4 Syntax

A SWHID consists of two separate parts: a mandatory core_identifier that can identify any software artifact, and an optional list of qualifiers that allows specification of the context where the object is meant to be seen and that points to a subpart of the object itself.
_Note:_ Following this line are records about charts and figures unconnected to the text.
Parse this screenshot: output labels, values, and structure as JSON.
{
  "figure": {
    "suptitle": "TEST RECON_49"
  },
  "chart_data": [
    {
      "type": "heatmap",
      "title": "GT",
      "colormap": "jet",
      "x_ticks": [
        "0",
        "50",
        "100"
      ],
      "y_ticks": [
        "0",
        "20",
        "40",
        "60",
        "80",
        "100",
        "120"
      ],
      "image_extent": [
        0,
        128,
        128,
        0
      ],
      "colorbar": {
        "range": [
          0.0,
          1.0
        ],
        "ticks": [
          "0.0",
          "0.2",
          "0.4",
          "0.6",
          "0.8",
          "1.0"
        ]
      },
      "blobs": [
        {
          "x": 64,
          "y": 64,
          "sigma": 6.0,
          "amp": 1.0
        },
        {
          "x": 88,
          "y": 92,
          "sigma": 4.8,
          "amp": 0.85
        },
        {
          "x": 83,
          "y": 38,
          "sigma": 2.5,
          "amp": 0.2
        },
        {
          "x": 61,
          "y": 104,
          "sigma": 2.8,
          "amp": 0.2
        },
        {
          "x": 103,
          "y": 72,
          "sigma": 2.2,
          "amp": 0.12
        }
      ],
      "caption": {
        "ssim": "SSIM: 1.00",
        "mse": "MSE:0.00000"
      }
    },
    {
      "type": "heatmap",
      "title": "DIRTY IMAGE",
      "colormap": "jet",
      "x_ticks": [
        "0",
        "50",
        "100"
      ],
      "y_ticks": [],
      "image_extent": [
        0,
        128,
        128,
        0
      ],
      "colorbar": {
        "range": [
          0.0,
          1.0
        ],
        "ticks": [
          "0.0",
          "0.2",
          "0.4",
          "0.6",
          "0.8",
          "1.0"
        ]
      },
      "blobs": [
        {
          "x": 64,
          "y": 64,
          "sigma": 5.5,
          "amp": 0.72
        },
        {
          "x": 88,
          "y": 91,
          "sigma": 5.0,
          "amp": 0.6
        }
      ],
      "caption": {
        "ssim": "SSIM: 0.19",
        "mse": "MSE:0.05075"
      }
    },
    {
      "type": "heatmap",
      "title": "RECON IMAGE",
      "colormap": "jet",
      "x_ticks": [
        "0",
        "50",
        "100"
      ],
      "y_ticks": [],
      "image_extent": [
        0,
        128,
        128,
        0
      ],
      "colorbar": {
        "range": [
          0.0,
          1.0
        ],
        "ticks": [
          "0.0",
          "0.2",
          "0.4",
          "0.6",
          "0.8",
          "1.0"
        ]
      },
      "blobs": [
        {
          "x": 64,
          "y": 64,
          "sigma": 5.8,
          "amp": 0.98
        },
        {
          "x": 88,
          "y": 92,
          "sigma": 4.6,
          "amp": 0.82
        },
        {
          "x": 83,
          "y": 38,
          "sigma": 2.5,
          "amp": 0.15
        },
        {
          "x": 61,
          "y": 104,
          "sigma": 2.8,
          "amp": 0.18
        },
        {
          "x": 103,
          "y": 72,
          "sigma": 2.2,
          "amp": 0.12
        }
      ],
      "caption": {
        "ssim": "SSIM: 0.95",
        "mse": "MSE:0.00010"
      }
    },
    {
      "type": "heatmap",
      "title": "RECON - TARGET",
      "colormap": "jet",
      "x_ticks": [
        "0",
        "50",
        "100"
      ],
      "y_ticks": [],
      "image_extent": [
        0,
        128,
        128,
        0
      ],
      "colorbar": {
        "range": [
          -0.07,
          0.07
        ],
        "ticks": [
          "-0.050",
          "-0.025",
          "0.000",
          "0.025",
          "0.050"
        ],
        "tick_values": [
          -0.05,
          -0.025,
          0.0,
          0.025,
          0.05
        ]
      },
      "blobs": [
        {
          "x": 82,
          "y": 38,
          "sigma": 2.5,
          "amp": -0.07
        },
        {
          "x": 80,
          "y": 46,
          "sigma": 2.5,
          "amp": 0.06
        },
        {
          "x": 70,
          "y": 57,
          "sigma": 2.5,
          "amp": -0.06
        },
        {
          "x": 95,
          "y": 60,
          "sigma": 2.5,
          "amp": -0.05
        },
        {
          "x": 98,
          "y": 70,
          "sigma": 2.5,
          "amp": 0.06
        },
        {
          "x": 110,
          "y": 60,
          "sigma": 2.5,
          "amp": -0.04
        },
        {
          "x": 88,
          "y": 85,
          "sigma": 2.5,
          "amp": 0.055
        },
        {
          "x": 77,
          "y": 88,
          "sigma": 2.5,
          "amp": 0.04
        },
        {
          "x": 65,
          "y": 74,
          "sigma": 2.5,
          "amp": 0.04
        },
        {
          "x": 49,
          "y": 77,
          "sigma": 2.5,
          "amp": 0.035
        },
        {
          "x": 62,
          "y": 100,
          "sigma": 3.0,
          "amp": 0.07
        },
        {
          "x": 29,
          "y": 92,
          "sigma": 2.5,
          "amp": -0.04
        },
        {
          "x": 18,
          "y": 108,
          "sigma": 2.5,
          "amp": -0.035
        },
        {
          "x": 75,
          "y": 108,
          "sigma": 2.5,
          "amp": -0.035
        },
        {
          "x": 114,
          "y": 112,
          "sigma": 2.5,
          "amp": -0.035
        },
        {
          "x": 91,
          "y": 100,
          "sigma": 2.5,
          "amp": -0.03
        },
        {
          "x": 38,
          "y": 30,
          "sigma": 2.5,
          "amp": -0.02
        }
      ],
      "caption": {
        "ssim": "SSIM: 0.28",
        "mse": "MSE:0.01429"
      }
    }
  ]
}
Syntactically, SWHIDs are generated by the <identifier> entry point in the following grammar (which uses notation defined by RFC-5234):

<identifier> ::= <core_identifier> [ <qualifiers> ] ;

<core_identifier> ::=
    "swh" ":" <scheme_version> ":" <object_type> ":" <object_id> ;
<scheme_version> ::= "1" ;
<object_type> ::=
    "snp"  (* snapshot *)
  | "rel"  (* release *)
  | "rev"  (* revision *)
  | "dir"  (* directory *)
  | "cnt"  (* content *)
  ;
<object_id> ::= 40 * <hex_digit> ; (* intrinsic id, hex-encoded *)
<dec_digit> ::=
    "0" | "1" | "2" | "3" | "4"
  | "5" | "6" | "7" | "8" | "9" ;
<hex_digit> ::=
    <dec_digit>
  | "a" | "b" | "c" | "d" | "e" | "f" ;

<qualifiers> ::= ";" <qualifier> [ <qualifiers> ] ;
<qualifier> ::=
    <context_qualifier>
  | <fragment_qualifier>
  ;
<context_qualifier> ::=
    <origin_ctxt>
  | <visit_ctxt>
  | <anchor_ctxt>
  | <path_ctxt>
  ;
<origin_ctxt> ::= "origin" "=" <url_escaped> ;
<visit_ctxt> ::= "visit" "=" <core_identifier> ;
<anchor_ctxt> ::= "anchor" "=" <core_identifier> ;
<path_ctxt> ::= "path" "=" <path_absolute_escaped> ;
<fragment_qualifier> ::= "lines" "=" <range> | "bytes" "=" <range> ;
<range> ::= <number> ["-" <number>] ;
<number> ::= <dec_digit> + ;
<url_escaped> ::= (* RFC 3987 IRI *)
<path_absolute_escaped> ::= (* RFC 3987 absolute path *)

The last two symbols are defined as:

  • <url_escaped> is an IRI as defined in RFC-3987; and
  • <path_absolute_escaped> is an ipath-absolute from RFC-3987.

In both of these, all occurrences of ; (and %, as required by the RFC) have been percent-encoded (as %3B and %25 respectively). Other characters may be percent-encoded, for example, to improve readability and/or embeddability of SWHID in other contexts.